For Washington, this is a real-world trial to see how aggressively the U.S. can enforce “data security” rules on a consumer app without shutting it down completely. Advertisers, creators, and competitors who have invested years developing TikTok-style video feeds will be paying close attention to the results.
The company said American and global investors will now control 80.1% of the venture, while ByteDance keeps 19.9%. Oracle, private equity firm Silver Lake, and Abu Dhabi-based MGX are named the three “managing investors,” each holding a 15% stake.
TikTok announced that Adam Presser, previously a senior exec in its U.S. data security team, will take the helm as CEO of the new company. Will Farrell is stepping in as chief security officer. Meanwhile, TikTok’s CEO Shou Chew will join the board of the new venture.
TikTok USDS Joint Venture LLC announced its mission to protect U.S. user data, apps, and algorithms. The plan involves a data privacy and cybersecurity program running on Oracle’s secure U.S. cloud, with oversight from third-party cybersecurity auditors. Tiktok
According to the company’s release and related reports, the joint venture’s protections will extend to ByteDance-owned apps like CapCut and Lemon8. It plans to match key security benchmarks, including NIST (U.S. government cybersecurity guidelines) and ISO 27001 (an international info security standard). The venture will also hold decision-making power over trust and safety policies as well as content moderation within the U.S. Theverge
A White House official told Reuters that both the U.S. and Chinese governments approved the deal, though the Chinese embassy in Washington hasn’t yet responded. President Donald Trump took to social media to praise the agreement, tweeting that TikTok “will now be owned” by American investors and thanking China’s President Xi Jinping for giving the green light.

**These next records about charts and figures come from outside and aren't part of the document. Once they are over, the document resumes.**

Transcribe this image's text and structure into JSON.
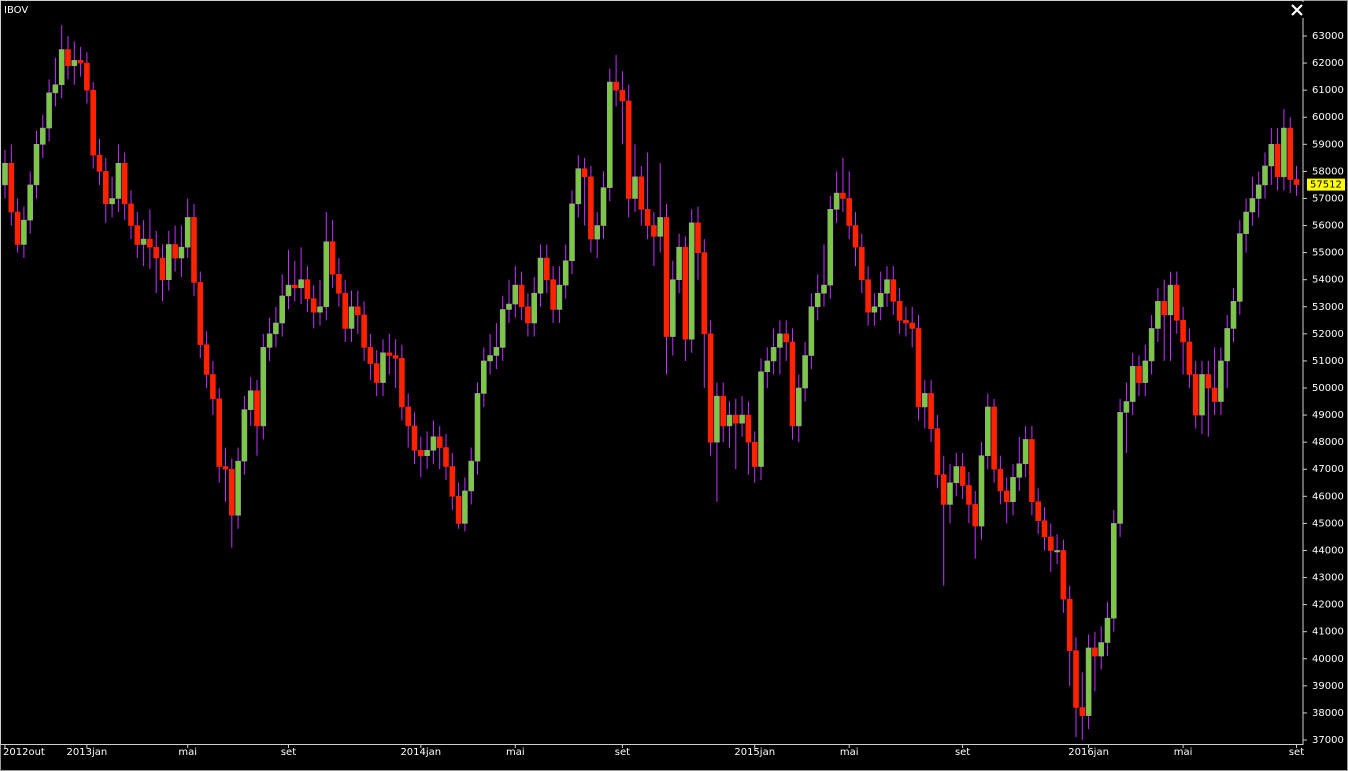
{
  "chart_data": {
    "type": "candlestick",
    "title": "IBOV",
    "up_color": "#7ac943",
    "down_color": "#ff2200",
    "wick_color": "#c030ff",
    "ylim": [
      37000,
      63000
    ],
    "yticks": [
      37000,
      38000,
      39000,
      40000,
      41000,
      42000,
      43000,
      44000,
      45000,
      46000,
      47000,
      48000,
      49000,
      50000,
      51000,
      52000,
      53000,
      54000,
      55000,
      56000,
      57000,
      58000,
      59000,
      60000,
      61000,
      62000,
      63000
    ],
    "categories": [
      "2012out",
      null,
      null,
      null,
      null,
      null,
      null,
      null,
      null,
      null,
      null,
      null,
      null,
      "2013jan",
      null,
      null,
      null,
      null,
      null,
      null,
      null,
      null,
      null,
      null,
      null,
      null,
      null,
      null,
      null,
      "mai",
      null,
      null,
      null,
      null,
      null,
      null,
      null,
      null,
      null,
      null,
      null,
      null,
      null,
      null,
      null,
      "set",
      null,
      null,
      null,
      null,
      null,
      null,
      null,
      null,
      null,
      null,
      null,
      null,
      null,
      null,
      null,
      null,
      null,
      null,
      null,
      null,
      "2014jan",
      null,
      null,
      null,
      null,
      null,
      null,
      null,
      null,
      null,
      null,
      null,
      null,
      null,
      null,
      "mai",
      null,
      null,
      null,
      null,
      null,
      null,
      null,
      null,
      null,
      null,
      null,
      null,
      null,
      null,
      null,
      null,
      "set",
      null,
      null,
      null,
      null,
      null,
      null,
      null,
      null,
      null,
      null,
      null,
      null,
      null,
      null,
      null,
      null,
      null,
      null,
      null,
      null,
      "2015jan",
      null,
      null,
      null,
      null,
      null,
      null,
      null,
      null,
      null,
      null,
      null,
      null,
      null,
      null,
      "mai",
      null,
      null,
      null,
      null,
      null,
      null,
      null,
      null,
      null,
      null,
      null,
      null,
      null,
      null,
      null,
      null,
      null,
      "set",
      null,
      null,
      null,
      null,
      null,
      null,
      null,
      null,
      null,
      null,
      null,
      null,
      null,
      null,
      null,
      null,
      null,
      null,
      null,
      "2016jan",
      null,
      null,
      null,
      null,
      null,
      null,
      null,
      null,
      null,
      null,
      null,
      null,
      null,
      null,
      "mai",
      null,
      null,
      null,
      null,
      null,
      null,
      null,
      null,
      null,
      null,
      null,
      null,
      null,
      null,
      null,
      null,
      null,
      "set"
    ],
    "open": [
      57500,
      58300,
      56500,
      55300,
      56200,
      57500,
      59000,
      59600,
      60900,
      61200,
      62500,
      61900,
      62100,
      62000,
      61000,
      58600,
      58000,
      56800,
      57000,
      58300,
      56800,
      56000,
      55300,
      55500,
      55200,
      54800,
      54000,
      55300,
      54800,
      55200,
      56300,
      53900,
      51600,
      50500,
      49600,
      47100,
      47000,
      45300,
      47300,
      49200,
      49900,
      48600,
      51500,
      52000,
      52400,
      53400,
      53800,
      53700,
      54000,
      53300,
      52800,
      53000,
      55400,
      54200,
      53500,
      52200,
      53000,
      52700,
      51500,
      50900,
      50200,
      51300,
      51200,
      51100,
      49300,
      48600,
      47700,
      47500,
      47700,
      48200,
      47800,
      47100,
      46000,
      45000,
      46200,
      47300,
      49800,
      51000,
      51200,
      51500,
      52900,
      53100,
      53800,
      53000,
      52400,
      53500,
      54800,
      54000,
      52900,
      53800,
      54700,
      56800,
      58100,
      57800,
      55500,
      56000,
      57400,
      61300,
      61000,
      60600,
      57000,
      57800,
      56600,
      56000,
      55600,
      56300,
      51900,
      54000,
      55200,
      51800,
      56100,
      55000,
      52000,
      48000,
      49700,
      48600,
      49000,
      48700,
      49000,
      48000,
      47100,
      50600,
      51000,
      51500,
      52000,
      51700,
      48600,
      50000,
      51200,
      53000,
      53500,
      53800,
      56600,
      57200,
      57000,
      56000,
      55200,
      54000,
      52800,
      53000,
      53500,
      54000,
      53200,
      52500,
      52400,
      52200,
      49300,
      49800,
      48500,
      46800,
      45700,
      46500,
      47100,
      46400,
      45700,
      44900,
      47500,
      49300,
      47000,
      46200,
      45800,
      46700,
      47200,
      48100,
      45800,
      45100,
      44500,
      44000,
      44000,
      42200,
      40300,
      38200,
      37900,
      40400,
      40100,
      40600,
      41500,
      45000,
      49100,
      49500,
      50800,
      50200,
      51000,
      52200,
      53200,
      52700,
      53800,
      52500,
      51700,
      50500,
      49000,
      50500,
      50000,
      49500,
      51000,
      52200,
      53200,
      55700,
      56500,
      57000,
      57500,
      58200,
      59000,
      57800,
      59600,
      57700
    ],
    "high": [
      58800,
      59000,
      57000,
      56700,
      58000,
      59500,
      60100,
      61400,
      62200,
      63400,
      63000,
      62800,
      62600,
      62400,
      61300,
      59200,
      58500,
      57800,
      59000,
      58700,
      57300,
      56500,
      56200,
      56600,
      55800,
      55300,
      55800,
      56000,
      56000,
      57000,
      56800,
      54300,
      52100,
      51000,
      50000,
      47800,
      47400,
      47800,
      49700,
      50400,
      50300,
      52000,
      52600,
      53000,
      54200,
      55100,
      54700,
      55200,
      54500,
      53800,
      54000,
      56500,
      56200,
      54800,
      54000,
      53600,
      53600,
      53200,
      52000,
      51400,
      51800,
      52000,
      51800,
      51600,
      49800,
      49100,
      48200,
      48400,
      48800,
      48600,
      48300,
      47600,
      46500,
      46700,
      47800,
      50200,
      51500,
      52000,
      52400,
      53400,
      54000,
      54500,
      54300,
      53500,
      54100,
      55300,
      55300,
      54500,
      54500,
      55300,
      57300,
      58600,
      58500,
      58200,
      56500,
      58000,
      61800,
      62300,
      61700,
      61200,
      59000,
      58200,
      58700,
      56500,
      58300,
      56800,
      54700,
      55700,
      55600,
      56600,
      56700,
      55500,
      52500,
      50200,
      50200,
      49500,
      49600,
      49700,
      49500,
      48400,
      51100,
      51500,
      52200,
      52500,
      52500,
      52200,
      50500,
      51700,
      53500,
      54200,
      55300,
      57100,
      58000,
      58500,
      58000,
      56500,
      55700,
      54500,
      53500,
      54300,
      54500,
      54500,
      53700,
      53000,
      53000,
      52700,
      50300,
      50300,
      49000,
      47500,
      47200,
      47600,
      47600,
      46900,
      46200,
      48000,
      49800,
      49600,
      47500,
      46700,
      47200,
      48200,
      48600,
      48600,
      46300,
      45600,
      45000,
      44600,
      44400,
      42700,
      40800,
      39500,
      40900,
      41000,
      41200,
      42100,
      45500,
      49600,
      50200,
      51300,
      51200,
      51600,
      52700,
      53700,
      54000,
      54300,
      54300,
      53000,
      52200,
      51000,
      51000,
      51000,
      51500,
      51500,
      52700,
      53700,
      56200,
      57000,
      57800,
      58000,
      58700,
      59600,
      59600,
      60300,
      60000,
      58200
    ],
    "low": [
      57000,
      56000,
      55000,
      54800,
      55700,
      57000,
      58500,
      59100,
      60400,
      60700,
      61400,
      61200,
      61500,
      60500,
      58100,
      57500,
      56100,
      56300,
      56500,
      56200,
      55500,
      54800,
      54500,
      54400,
      53500,
      53200,
      53600,
      54300,
      54100,
      54800,
      53400,
      51100,
      50000,
      49000,
      46500,
      45800,
      44100,
      44800,
      46800,
      48600,
      47500,
      48100,
      51000,
      51500,
      51900,
      52900,
      53200,
      53100,
      52800,
      52200,
      52300,
      52500,
      53700,
      53000,
      51700,
      51700,
      52000,
      51000,
      50300,
      49700,
      49700,
      50500,
      50000,
      48800,
      47800,
      47200,
      46700,
      47000,
      47200,
      47000,
      46600,
      45500,
      44800,
      44700,
      45700,
      46800,
      49300,
      50500,
      50700,
      51000,
      52400,
      52600,
      52500,
      51900,
      51900,
      53000,
      53500,
      52400,
      52400,
      53300,
      54200,
      56300,
      56000,
      55000,
      54800,
      55500,
      56900,
      60400,
      59000,
      56300,
      56500,
      56000,
      55500,
      54500,
      55000,
      50500,
      51200,
      53500,
      51000,
      51300,
      54000,
      50000,
      47500,
      45800,
      48000,
      47800,
      47000,
      48200,
      46800,
      46500,
      46600,
      50000,
      50500,
      50500,
      51000,
      48100,
      48000,
      49500,
      50700,
      52500,
      53000,
      53300,
      56100,
      56500,
      55500,
      54500,
      53500,
      52300,
      52300,
      52500,
      53000,
      52700,
      52000,
      51900,
      51500,
      48800,
      48500,
      48000,
      46300,
      42700,
      45000,
      46000,
      45900,
      45000,
      43700,
      44400,
      47000,
      46500,
      45700,
      45000,
      45300,
      46200,
      46700,
      45300,
      44600,
      44000,
      43200,
      43500,
      41700,
      39000,
      37100,
      37000,
      37400,
      38800,
      39600,
      40100,
      41000,
      44500,
      47600,
      49000,
      49700,
      49700,
      50500,
      51700,
      51000,
      51000,
      52000,
      50500,
      50000,
      48500,
      48300,
      48200,
      49000,
      49000,
      50000,
      51700,
      52700,
      55000,
      56000,
      56300,
      57000,
      57500,
      57300,
      57300,
      57200,
      57100
    ],
    "close": [
      58300,
      56500,
      55300,
      56200,
      57500,
      59000,
      59600,
      60900,
      61200,
      62500,
      61900,
      62100,
      62000,
      61000,
      58600,
      58000,
      56800,
      57000,
      58300,
      56800,
      56000,
      55300,
      55500,
      55200,
      54800,
      54000,
      55300,
      54800,
      55200,
      56300,
      53900,
      51600,
      50500,
      49600,
      47100,
      47000,
      45300,
      47300,
      49200,
      49900,
      48600,
      51500,
      52000,
      52400,
      53400,
      53800,
      53700,
      54000,
      53300,
      52800,
      53000,
      55400,
      54200,
      53500,
      52200,
      53000,
      52700,
      51500,
      50900,
      50200,
      51300,
      51200,
      51100,
      49300,
      48600,
      47700,
      47500,
      47700,
      48200,
      47800,
      47100,
      46000,
      45000,
      46200,
      47300,
      49800,
      51000,
      51200,
      51500,
      52900,
      53100,
      53800,
      53000,
      52400,
      53500,
      54800,
      54000,
      52900,
      53800,
      54700,
      56800,
      58100,
      57800,
      55500,
      56000,
      57400,
      61300,
      61000,
      60600,
      57000,
      57800,
      56600,
      56000,
      55600,
      56300,
      51900,
      54000,
      55200,
      51800,
      56100,
      55000,
      52000,
      48000,
      49700,
      48600,
      49000,
      48700,
      49000,
      48000,
      47100,
      50600,
      51000,
      51500,
      52000,
      51700,
      48600,
      50000,
      51200,
      53000,
      53500,
      53800,
      56600,
      57200,
      57000,
      56000,
      55200,
      54000,
      52800,
      53000,
      53500,
      54000,
      53200,
      52500,
      52400,
      52200,
      49300,
      49800,
      48500,
      46800,
      45700,
      46500,
      47100,
      46400,
      45700,
      44900,
      47500,
      49300,
      47000,
      46200,
      45800,
      46700,
      47200,
      48100,
      45800,
      45100,
      44500,
      44000,
      44000,
      42200,
      40300,
      38200,
      37900,
      40400,
      40100,
      40600,
      41500,
      45000,
      49100,
      49500,
      50800,
      50200,
      51000,
      52200,
      53200,
      52700,
      53800,
      52500,
      51700,
      50500,
      49000,
      50500,
      50000,
      49500,
      51000,
      52200,
      53200,
      55700,
      56500,
      57000,
      57500,
      58200,
      59000,
      57800,
      59600,
      57700,
      57512
    ]
  }
}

The deal puts an end to a fierce, years-long battle starting in 2020, when Trump, during his first term, pushed to ban TikTok citing national security risks. In April 2024, a law mandated ByteDance to sell off its U.S. operations or face a ban, a move the Supreme Court later upheld.
Still, the arrangement leaves some big questions unanswered—and those could resurface quickly. Neither the new company nor ByteDance has shared key commercial details. Regulators will be scrutinizing how the U.S. side keeps the recommendation algorithm—the engine deciding which videos show up—free from foreign control. “Who controls TikTok in the U.S. has a lot of sway over what Americans see on the app,” noted Anupam Chander, a Georgetown law and technology professor. Apnews
There’s also a market risk here: retraining the recommendation engine on U.S. data might shift what users encounter and impact ad conversion rates. That could drive creators and brands to experiment with alternatives like Meta’s Instagram Reels or Alphabet’s YouTube Shorts. TikTok said it plans to maintain a “global” experience via interoperability but will keep certain commercial functions, like e-commerce and advertising, under distinct U.S. entities connected to TikTok’s worldwide operations.
ByteDance has shared limited information on valuation and deal specifics. According to Reuters, the U.S. venture will manage sensitive backend tasks such as U.S. user data and the algorithm. Meanwhile, a ByteDance-owned unit will keep handling revenue-generating activities, with the new venture taking a cut of the revenue for providing technology and data services.